The opening hymn (Qīngyáng xūyìng 青陽虛映: “Pure-Yang [light] in empty reflection, the Sun returning to numen, the Spirit-Tiger averting evil, the Flying-Heavens with streaming bells”) is a xíngshén visualisation chant of the eastern direction appropriate to the dawn-audience, followed by the standard twenty-four-fold drumming and the call-down of the Sānwǔ gōngcáo 三五功曹.
Abstract
Schipper & Verellen (Taoist Canon 2: 1023–1024, entry by John Lagerwey) date the Luótiān dàjiào cycle (DZ 477–480) to the late Táng / early Sòng, on the basis of liturgical structure and shared diction with the Jīnlù and Huánglù cycles of Dù Guāngtíng 杜光庭 (q.v., KR5b0167 etc.). The standard liturgical structure — sùqǐ (announcement, the night before) + three-fold cháo + shèjiào (climactic offering) — is consolidated at the close of the Táng and the beginning of the Sòng, and the present cycle is one of the canonical witnesses to that consolidation.
The Luótiān dàjiào is performed for the protection of the realm at large; as the highest and most comprehensive of Daoist offerings, it presupposes imperial or high-aristocratic patronage and a multi-day ritual establishment.
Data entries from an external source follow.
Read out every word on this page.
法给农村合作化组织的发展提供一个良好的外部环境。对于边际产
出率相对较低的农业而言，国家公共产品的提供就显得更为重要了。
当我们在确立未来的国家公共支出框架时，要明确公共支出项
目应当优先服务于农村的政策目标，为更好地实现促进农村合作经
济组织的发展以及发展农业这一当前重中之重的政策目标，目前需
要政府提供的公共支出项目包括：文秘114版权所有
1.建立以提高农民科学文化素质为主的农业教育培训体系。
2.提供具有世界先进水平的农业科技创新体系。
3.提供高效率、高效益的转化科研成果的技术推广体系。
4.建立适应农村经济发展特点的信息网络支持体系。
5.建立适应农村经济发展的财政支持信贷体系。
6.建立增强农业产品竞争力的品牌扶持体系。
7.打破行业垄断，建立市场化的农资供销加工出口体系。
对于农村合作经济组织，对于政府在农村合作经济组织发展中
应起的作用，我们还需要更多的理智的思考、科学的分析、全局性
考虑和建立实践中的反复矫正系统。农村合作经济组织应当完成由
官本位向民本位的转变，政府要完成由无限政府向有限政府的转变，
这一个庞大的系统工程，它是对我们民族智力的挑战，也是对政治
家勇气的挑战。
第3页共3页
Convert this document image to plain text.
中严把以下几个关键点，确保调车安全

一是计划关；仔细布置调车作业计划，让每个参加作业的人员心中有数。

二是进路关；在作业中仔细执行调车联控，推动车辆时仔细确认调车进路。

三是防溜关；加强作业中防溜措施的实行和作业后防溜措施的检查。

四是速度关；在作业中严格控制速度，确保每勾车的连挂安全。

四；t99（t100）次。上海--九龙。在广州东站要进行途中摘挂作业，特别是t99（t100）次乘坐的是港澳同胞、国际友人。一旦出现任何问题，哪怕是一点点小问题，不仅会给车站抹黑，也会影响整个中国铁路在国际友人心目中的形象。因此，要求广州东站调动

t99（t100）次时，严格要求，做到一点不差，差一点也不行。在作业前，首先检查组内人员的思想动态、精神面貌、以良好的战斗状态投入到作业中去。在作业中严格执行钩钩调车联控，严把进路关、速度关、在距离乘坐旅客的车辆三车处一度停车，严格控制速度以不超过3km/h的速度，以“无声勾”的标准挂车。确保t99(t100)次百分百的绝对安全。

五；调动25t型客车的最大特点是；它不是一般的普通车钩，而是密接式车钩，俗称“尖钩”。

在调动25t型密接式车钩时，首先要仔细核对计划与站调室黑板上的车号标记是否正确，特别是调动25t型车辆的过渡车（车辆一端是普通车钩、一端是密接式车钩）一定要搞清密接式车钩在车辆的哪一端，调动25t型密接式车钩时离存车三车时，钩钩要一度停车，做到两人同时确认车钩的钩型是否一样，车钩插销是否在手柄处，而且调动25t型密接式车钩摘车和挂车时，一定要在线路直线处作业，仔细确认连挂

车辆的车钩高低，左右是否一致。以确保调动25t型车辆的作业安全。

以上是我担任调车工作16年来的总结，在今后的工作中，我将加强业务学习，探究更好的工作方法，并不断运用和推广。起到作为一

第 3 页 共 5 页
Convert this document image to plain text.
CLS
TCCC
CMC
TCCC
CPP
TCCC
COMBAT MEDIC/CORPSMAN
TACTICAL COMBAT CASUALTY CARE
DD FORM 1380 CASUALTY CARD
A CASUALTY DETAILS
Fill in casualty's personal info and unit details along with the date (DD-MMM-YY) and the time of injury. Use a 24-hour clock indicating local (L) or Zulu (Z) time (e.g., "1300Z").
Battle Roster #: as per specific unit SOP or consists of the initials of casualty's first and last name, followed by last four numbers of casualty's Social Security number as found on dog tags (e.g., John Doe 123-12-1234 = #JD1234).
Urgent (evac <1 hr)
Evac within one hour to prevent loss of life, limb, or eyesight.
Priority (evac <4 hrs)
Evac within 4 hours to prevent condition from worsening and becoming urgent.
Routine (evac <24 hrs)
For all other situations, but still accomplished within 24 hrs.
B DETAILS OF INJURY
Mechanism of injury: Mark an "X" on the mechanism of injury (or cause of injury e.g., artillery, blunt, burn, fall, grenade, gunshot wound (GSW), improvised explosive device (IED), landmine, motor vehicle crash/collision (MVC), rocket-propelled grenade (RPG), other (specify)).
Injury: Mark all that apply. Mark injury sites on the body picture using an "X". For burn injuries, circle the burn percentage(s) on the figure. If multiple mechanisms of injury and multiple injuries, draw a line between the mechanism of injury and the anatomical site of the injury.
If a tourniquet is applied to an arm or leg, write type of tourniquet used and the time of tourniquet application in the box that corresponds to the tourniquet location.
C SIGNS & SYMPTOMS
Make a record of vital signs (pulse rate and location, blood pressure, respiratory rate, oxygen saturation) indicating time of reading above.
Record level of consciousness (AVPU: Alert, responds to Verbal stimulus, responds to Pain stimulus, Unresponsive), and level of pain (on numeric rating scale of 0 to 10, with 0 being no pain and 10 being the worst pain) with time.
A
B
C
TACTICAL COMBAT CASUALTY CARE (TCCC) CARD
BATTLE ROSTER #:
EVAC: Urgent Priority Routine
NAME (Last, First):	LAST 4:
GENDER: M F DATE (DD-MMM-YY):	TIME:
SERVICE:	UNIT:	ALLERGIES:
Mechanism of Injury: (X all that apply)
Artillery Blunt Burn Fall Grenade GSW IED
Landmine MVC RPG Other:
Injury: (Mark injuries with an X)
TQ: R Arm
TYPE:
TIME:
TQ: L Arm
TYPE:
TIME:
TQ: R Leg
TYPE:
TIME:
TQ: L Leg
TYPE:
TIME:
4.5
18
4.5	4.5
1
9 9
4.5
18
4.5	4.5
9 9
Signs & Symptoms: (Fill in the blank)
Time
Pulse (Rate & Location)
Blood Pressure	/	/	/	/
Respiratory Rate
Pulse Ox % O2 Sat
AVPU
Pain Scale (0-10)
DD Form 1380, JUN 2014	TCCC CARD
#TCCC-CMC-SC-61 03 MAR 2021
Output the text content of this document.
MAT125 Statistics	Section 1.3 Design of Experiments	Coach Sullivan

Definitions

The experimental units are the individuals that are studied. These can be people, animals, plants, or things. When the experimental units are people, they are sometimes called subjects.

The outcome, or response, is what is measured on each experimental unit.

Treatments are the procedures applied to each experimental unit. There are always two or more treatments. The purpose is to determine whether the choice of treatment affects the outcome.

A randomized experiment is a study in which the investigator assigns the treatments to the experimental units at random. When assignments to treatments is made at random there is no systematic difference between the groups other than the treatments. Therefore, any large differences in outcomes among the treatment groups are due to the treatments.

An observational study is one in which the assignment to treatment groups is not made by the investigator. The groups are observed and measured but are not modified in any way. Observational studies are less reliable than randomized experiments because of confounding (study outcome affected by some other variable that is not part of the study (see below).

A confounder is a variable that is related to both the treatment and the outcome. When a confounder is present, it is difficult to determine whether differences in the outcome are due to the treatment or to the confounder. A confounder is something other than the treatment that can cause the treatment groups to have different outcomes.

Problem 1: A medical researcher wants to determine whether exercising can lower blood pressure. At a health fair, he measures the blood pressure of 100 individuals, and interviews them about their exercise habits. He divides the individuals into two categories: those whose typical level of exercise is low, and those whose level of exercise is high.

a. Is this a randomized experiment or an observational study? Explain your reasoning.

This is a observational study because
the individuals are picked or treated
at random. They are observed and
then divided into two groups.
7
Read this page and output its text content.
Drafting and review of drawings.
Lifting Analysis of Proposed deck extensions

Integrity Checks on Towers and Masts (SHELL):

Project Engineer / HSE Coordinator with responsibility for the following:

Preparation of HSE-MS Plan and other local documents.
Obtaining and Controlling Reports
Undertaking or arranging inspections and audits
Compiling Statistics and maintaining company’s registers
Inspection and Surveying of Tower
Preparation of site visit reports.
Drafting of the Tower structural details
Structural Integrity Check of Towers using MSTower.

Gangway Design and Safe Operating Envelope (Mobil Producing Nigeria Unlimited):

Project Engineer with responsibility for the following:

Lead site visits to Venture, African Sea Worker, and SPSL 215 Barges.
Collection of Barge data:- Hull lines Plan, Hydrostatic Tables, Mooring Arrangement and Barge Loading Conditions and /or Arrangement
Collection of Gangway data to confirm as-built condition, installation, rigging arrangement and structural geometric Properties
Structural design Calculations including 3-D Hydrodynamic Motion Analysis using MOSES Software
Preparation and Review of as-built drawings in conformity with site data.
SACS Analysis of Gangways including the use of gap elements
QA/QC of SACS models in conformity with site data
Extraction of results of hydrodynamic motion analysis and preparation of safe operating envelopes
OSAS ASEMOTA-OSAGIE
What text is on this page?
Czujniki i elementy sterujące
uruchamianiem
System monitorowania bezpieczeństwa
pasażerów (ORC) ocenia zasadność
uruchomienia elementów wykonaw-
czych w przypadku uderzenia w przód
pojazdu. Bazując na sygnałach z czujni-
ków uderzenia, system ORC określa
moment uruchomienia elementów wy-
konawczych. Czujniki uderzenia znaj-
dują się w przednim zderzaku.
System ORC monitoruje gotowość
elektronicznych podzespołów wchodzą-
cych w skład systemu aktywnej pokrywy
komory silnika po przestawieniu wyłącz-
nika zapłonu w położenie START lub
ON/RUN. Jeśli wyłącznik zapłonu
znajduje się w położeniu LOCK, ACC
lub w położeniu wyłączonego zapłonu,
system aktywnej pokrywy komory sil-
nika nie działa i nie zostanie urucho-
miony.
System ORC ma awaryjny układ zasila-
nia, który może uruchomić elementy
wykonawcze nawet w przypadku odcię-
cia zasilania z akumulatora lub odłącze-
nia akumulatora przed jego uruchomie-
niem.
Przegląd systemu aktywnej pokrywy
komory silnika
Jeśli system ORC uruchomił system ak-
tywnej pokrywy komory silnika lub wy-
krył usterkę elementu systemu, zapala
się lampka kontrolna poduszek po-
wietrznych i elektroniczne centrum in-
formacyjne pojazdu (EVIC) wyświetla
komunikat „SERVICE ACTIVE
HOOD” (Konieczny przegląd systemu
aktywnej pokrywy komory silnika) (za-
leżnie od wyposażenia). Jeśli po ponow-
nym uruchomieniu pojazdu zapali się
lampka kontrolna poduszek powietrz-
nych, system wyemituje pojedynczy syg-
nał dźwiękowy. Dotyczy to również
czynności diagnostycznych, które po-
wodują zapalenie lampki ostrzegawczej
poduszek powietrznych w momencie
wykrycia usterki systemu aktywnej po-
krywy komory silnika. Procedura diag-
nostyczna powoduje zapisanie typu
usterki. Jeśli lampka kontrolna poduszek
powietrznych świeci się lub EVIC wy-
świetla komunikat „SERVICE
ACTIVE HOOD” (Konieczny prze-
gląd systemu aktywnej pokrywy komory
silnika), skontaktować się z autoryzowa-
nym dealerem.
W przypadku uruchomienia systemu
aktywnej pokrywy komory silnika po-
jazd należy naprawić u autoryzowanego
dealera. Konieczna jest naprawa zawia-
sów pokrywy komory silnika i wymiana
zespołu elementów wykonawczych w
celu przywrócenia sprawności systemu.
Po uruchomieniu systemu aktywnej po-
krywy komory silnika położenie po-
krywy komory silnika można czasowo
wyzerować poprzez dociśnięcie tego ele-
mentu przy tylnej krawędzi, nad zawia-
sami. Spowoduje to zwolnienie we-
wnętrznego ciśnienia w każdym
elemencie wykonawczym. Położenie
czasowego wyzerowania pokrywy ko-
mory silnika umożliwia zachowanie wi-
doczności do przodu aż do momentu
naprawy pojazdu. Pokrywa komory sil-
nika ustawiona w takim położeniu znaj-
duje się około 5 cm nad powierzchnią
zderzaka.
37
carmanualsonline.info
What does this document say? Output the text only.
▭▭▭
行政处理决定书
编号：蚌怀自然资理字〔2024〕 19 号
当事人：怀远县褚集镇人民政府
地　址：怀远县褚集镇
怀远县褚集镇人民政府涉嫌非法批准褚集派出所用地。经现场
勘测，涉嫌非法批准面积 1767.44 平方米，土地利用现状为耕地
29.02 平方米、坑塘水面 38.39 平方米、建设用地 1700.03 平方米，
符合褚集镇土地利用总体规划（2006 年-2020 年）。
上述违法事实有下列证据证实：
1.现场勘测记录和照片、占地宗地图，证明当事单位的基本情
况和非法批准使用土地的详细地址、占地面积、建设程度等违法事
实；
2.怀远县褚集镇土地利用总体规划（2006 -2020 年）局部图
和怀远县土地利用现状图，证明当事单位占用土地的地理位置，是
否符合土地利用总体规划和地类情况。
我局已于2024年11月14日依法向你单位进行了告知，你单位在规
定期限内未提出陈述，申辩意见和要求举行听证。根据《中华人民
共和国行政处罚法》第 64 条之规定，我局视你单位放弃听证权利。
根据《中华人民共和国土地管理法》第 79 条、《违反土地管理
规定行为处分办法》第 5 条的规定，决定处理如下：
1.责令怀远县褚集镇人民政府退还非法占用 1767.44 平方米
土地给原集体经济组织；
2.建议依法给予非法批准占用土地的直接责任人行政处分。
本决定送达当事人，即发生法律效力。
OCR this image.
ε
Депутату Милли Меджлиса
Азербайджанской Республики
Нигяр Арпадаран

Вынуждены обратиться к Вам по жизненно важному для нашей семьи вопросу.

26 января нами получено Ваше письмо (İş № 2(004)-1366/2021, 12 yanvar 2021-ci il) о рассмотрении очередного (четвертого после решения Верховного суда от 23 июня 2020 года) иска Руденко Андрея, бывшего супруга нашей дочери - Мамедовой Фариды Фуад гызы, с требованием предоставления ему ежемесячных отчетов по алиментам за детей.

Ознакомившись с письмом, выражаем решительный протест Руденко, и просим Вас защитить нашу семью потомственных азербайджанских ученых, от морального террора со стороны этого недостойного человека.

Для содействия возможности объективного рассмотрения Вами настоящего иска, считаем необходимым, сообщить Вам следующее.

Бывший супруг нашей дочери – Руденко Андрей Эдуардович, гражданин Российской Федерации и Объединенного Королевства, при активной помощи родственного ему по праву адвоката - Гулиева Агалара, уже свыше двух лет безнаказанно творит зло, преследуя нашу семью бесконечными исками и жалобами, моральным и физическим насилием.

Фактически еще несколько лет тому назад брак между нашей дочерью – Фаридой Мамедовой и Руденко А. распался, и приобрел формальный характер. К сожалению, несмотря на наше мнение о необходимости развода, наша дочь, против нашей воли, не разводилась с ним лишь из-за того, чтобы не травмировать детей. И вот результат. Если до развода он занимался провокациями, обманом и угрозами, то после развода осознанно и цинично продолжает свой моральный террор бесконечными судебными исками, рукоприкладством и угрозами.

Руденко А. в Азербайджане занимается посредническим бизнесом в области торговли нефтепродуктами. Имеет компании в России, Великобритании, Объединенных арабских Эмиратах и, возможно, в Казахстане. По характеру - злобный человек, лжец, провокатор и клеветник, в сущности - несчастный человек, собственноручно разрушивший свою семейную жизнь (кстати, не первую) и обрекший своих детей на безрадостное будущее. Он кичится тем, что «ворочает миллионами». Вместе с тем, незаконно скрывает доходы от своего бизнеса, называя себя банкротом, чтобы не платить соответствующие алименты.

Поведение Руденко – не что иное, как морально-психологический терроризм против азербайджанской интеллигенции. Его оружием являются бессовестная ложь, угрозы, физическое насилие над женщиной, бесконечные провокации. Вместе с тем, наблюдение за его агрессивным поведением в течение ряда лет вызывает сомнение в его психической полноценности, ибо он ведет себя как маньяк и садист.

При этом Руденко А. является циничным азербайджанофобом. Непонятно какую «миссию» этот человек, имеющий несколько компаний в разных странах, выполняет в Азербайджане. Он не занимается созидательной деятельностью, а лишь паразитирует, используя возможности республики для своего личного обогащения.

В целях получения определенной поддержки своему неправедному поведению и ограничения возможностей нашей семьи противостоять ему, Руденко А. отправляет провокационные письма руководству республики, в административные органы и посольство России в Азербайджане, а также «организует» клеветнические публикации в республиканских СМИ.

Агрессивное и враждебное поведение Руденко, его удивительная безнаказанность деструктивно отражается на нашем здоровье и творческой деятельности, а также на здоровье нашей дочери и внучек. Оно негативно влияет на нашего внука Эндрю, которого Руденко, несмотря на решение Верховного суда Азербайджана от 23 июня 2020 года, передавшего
Each cháo presents memorials to the bureau of one cosmic third (heaven / earth / waters in the morning / midday / evening pairing) before the climactic shèjiào offering.
Translations and research
- Schipper, Kristofer, and Franciscus Verellen, eds. The Taoist Canon: A Historical Companion to the Daozang. Chicago: University of Chicago Press, 2004. 2: 1023–1024 (DZ 477, entry by John Lagerwey).
- Lagerwey, John. Taoist Ritual in Chinese Society and History. New York: Macmillan, 1987.